Tim Feriss punya resep bernama “fear setting”. Atur ketakutan itu. Tahapan yang bisa kita lakukan: define, prevent, repair. Tentukan, cegah, dan perbaiki.

  1. Tentukan #skenarioterburuk (worst scenario) yang bisa terjadi akibat keputusanmu.
  2. Tuliskan #tindakan apa yang bisa kamu lakukan untuk #mencegah hal buruk itu.
  3. Kemudian #perbaiki situasi jika hal buruk itu tetapi terjadi.

Baca: 3 Langkah Menang Melawan Rasa Takutmu

Kebanyakan orang melupakan intuisi yang salah dan terlalu mempromosikan intuisi yang benar.

Contoh yang sering kita temui, ketika ada seorang perempuan mencurigai pacarnya yang sekarang, termasuk 5 orang mantannya, menulis tweet begini, “Sudah kuduga, pasti ada yang nggak beres. Dasar cowok. Mau menutupi kelakuan buruk, tetap saja akan terlihat. Intuisi perempuan nggak pernah salah!“.

Dia lupa berapa kali instingnya salah, terutama ketika memilih cowok ini. Ke mana insting dia yang sensitif ketika dulu menerima cowok ini sebagai kekasihnya?

Ini disebut “survivor bias”, yaitu bias dalam berpikir yang hanya melihat yang berhasil namun melupakan yang gagal (yang jumlahnya lebih banyak). Sama persis dengan ungkapan orang, yang menganggap, “Orang dari suku X lebih cerdas”.

Baca: 5 Sebab Kamu Tidak Percaya Diri

Mitos, cerita, dan literatur sering membenarkan insting seseorang, terutama jika itu cocok dengan cara orang tidak terlalu lama berpikir dan dalam mengambil keputusan.

Percaya kepada insting, sering bermasalah ketika itu berupa bias berpikir. Terutama sekali, “survivorship bias” dan belum memvalidasi data.

Gagal Mencari Penyebab Peristiwa Mendatang Karena..

Peristiwa A mendahului Peristiwa B, bukan berarti Peristiwa A merupakan sebab (cause) dari Peristiwa B.

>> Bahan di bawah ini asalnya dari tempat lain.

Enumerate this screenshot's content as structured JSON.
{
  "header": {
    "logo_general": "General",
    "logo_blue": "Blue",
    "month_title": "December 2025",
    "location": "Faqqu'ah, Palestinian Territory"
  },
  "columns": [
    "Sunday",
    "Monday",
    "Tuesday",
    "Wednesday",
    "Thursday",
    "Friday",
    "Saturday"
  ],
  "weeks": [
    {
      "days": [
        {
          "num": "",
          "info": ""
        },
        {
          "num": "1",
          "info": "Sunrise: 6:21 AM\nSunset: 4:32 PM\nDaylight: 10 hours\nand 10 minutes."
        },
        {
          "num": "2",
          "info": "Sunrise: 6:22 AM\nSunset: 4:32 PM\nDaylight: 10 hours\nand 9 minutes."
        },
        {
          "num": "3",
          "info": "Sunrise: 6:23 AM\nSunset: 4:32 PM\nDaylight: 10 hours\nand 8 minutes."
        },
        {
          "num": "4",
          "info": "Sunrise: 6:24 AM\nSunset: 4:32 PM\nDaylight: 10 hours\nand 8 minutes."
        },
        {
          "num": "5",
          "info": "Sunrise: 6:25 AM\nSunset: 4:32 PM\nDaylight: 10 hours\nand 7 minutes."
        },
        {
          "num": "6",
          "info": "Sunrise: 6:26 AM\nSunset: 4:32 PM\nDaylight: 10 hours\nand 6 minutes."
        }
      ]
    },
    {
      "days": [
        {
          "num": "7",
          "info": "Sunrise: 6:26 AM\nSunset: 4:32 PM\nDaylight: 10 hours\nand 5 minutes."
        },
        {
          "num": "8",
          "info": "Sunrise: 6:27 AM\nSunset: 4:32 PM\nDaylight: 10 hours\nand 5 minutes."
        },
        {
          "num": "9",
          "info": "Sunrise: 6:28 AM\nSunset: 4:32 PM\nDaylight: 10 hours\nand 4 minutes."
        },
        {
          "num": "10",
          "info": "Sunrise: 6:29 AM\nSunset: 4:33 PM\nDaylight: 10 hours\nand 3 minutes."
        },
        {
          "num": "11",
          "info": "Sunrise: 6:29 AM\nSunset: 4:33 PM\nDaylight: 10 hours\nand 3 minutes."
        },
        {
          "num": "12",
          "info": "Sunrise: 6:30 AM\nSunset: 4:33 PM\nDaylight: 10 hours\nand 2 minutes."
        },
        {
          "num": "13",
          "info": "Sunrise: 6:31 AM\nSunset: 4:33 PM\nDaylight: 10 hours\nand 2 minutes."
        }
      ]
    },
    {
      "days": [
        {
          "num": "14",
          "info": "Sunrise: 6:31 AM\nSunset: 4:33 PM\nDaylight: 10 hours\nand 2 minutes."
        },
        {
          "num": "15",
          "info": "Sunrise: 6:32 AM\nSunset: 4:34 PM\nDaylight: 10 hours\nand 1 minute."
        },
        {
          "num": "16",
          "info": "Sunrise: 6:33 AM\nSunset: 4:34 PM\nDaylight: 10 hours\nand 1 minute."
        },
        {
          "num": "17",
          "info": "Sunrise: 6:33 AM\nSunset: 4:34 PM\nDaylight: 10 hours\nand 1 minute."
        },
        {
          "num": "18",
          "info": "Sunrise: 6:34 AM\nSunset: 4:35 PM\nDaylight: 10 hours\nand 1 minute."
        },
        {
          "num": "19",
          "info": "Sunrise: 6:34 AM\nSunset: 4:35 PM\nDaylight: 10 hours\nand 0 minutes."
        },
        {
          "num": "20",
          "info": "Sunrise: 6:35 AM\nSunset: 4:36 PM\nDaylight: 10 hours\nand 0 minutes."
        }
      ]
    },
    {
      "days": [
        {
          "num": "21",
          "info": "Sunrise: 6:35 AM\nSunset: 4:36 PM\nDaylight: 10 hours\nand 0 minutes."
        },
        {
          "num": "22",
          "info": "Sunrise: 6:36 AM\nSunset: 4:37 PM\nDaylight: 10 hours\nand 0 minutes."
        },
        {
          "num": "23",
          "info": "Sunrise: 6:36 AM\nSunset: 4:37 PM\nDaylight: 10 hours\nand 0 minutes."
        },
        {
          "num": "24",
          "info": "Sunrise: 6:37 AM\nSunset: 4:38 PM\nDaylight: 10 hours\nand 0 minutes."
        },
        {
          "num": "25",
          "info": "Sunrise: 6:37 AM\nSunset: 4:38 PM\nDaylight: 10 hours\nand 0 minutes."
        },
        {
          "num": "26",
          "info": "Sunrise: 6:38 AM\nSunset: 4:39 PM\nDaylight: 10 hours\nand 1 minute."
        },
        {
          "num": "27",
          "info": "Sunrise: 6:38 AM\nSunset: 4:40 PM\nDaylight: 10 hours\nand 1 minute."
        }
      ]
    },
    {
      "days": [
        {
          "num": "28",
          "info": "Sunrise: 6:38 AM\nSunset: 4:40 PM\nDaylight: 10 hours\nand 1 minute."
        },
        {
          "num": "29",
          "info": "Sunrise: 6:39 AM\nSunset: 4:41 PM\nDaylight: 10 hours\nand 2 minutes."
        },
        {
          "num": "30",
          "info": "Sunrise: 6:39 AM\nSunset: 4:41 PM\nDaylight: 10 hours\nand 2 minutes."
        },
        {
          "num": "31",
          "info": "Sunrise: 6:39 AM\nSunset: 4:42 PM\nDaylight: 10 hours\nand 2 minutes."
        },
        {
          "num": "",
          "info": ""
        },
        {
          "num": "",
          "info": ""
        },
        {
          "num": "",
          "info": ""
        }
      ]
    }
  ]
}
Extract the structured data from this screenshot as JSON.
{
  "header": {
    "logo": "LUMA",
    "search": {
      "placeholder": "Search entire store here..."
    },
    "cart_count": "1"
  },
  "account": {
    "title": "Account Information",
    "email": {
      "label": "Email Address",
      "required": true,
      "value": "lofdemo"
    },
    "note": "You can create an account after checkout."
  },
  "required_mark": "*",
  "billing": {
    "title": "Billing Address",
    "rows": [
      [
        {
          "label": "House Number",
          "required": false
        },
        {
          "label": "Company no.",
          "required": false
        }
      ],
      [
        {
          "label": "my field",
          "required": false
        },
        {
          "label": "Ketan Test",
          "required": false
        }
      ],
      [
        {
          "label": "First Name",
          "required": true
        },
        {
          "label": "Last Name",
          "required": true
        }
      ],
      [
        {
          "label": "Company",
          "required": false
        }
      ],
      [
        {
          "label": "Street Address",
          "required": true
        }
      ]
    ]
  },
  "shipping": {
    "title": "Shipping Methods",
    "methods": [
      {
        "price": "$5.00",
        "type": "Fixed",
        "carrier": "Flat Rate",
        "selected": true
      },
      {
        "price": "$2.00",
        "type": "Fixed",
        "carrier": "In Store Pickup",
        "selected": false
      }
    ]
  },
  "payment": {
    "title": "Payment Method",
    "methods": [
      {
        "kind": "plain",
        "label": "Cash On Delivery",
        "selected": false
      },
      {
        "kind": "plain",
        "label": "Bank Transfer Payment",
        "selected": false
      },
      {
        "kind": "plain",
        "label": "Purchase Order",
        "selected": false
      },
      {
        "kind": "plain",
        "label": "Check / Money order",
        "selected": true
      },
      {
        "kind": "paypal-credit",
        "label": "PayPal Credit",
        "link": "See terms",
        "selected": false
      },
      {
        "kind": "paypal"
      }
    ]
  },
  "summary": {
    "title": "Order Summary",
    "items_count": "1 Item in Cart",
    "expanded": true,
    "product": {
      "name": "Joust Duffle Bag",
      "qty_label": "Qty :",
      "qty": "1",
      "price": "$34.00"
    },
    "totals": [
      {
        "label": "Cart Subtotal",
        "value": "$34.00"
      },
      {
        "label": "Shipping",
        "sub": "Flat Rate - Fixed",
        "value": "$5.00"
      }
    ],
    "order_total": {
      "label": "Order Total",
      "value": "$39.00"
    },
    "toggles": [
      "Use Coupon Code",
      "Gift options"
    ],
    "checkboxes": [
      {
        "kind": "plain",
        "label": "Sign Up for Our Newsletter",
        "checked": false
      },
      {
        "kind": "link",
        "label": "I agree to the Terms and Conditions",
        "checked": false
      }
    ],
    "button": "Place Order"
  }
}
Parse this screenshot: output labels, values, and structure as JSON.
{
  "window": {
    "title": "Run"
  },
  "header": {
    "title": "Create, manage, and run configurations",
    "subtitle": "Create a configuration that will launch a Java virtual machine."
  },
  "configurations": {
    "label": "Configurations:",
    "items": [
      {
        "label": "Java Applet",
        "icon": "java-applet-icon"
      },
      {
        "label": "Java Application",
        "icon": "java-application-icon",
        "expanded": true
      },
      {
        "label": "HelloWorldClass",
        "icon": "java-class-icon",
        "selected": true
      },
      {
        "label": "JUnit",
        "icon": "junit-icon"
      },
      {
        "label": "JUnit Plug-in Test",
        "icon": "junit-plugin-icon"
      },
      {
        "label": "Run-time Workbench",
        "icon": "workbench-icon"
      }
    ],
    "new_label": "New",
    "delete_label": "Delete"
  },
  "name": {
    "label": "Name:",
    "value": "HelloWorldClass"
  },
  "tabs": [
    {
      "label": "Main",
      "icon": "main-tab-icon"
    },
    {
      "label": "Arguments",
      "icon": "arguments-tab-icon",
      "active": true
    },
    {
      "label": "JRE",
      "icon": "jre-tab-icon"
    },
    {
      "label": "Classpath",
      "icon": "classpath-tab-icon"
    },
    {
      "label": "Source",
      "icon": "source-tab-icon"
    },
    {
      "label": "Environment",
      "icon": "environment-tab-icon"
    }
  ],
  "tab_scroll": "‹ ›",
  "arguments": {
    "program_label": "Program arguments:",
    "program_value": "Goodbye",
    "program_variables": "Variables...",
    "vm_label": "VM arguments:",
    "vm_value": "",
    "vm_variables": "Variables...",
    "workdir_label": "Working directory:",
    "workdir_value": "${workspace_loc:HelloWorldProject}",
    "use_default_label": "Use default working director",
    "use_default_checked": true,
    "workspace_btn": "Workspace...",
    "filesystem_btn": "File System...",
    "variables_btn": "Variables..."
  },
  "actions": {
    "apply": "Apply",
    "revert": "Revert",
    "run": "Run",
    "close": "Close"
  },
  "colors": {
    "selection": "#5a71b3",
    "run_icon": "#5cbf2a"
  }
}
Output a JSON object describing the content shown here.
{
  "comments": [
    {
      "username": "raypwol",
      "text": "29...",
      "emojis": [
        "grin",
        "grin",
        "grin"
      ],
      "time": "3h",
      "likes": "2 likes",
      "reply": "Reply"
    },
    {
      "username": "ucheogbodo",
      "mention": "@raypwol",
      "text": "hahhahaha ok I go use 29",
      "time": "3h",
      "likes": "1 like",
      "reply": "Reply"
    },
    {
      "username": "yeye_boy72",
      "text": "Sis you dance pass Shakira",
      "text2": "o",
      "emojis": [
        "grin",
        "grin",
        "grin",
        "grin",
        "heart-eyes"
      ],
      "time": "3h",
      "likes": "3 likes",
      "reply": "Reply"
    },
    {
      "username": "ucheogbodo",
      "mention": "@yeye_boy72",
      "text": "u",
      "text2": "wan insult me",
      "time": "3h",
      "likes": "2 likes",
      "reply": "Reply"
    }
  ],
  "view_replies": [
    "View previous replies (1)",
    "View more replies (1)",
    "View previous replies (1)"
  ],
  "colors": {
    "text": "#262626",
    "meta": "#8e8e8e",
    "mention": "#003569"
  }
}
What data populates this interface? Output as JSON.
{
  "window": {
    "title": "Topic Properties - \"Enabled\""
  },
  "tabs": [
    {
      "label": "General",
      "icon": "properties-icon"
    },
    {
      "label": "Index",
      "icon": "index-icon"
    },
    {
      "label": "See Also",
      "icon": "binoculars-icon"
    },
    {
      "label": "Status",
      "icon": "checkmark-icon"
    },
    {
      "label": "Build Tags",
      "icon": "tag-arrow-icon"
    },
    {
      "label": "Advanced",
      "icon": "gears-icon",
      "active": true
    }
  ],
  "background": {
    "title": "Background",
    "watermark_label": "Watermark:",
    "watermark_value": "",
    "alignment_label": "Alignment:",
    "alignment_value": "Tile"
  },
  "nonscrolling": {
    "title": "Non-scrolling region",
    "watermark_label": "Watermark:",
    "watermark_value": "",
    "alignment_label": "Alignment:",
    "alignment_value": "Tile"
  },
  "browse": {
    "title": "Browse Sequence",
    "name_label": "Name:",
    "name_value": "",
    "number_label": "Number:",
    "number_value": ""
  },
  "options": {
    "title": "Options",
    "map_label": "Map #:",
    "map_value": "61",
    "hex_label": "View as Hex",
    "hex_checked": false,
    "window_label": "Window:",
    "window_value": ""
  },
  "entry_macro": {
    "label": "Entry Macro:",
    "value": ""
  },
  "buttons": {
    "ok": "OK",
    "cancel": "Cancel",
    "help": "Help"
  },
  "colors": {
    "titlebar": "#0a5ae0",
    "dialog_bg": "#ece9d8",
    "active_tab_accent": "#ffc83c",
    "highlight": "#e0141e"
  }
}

Suatu peristiwa terbentuk dari ribuan faktor (atau lebih). Misalnya, saya makan hamburger. Kawan saya, berdasarkan insting, mengatakan, “Jangan makan hamburger di sini, instingku mengatakan kamu akan sakit -setelah- makan hamburger di sini.”. Sekitar 2 jam kemudian, saya sakit.

Apakah saya sakit (Peristiwa B) ini terjadi karena saya makan hamburger (Peristiwa A)? Belum tentu.

Peristiwa saya makan hamburger ini terbentuk dari proses penciptaan sapi (daging hamburger), sayuran, berdirinya gedung tempat jual hamburger, pembuatan resep, pemilihan pegawai, pembuatan jalan menuju tempat ini, dll. Ada ribuan faktor. Termasuk sakit saya, bisa saja berasal dari racun yang sudah tertanam dalam tubuh saya sejak 6 bulan yang lalu.

Kita sering mengacaukan “apa yang mendahului” Peristiwa B sebagai “sebab terjadinya” Peristiwa B.

“Intusi” sebagai Promosi

“Intuisi adalah hal yang sangat kuat, lebih kuat dari intelek.” kata Steve Jobs. Kata “intuisi”, “imajinasi”, “mendobrak status quo”, dll. sering menjadi kata-kata promosi yang membuat orang percaya tentang pentingnya intuisi sebagai bagian utama dari kesuksesan bisnis, apalagi jika Steve Jobs yang berbicara, meskipun itu bukan sepenuhnya faktor utama. “Intuisi” menjadi iklan kesuksesan, membuat orang terlihat unik, memaklumi kegagalan mereka, dan kekuatan super untuk “berbeda” dari orang lain.

Emosi

Saya meneliti tentang “emosi” (emotion) sebagai faktor kuat ketika seseorang mengambil keputusan. Terutama, keputusan kecil.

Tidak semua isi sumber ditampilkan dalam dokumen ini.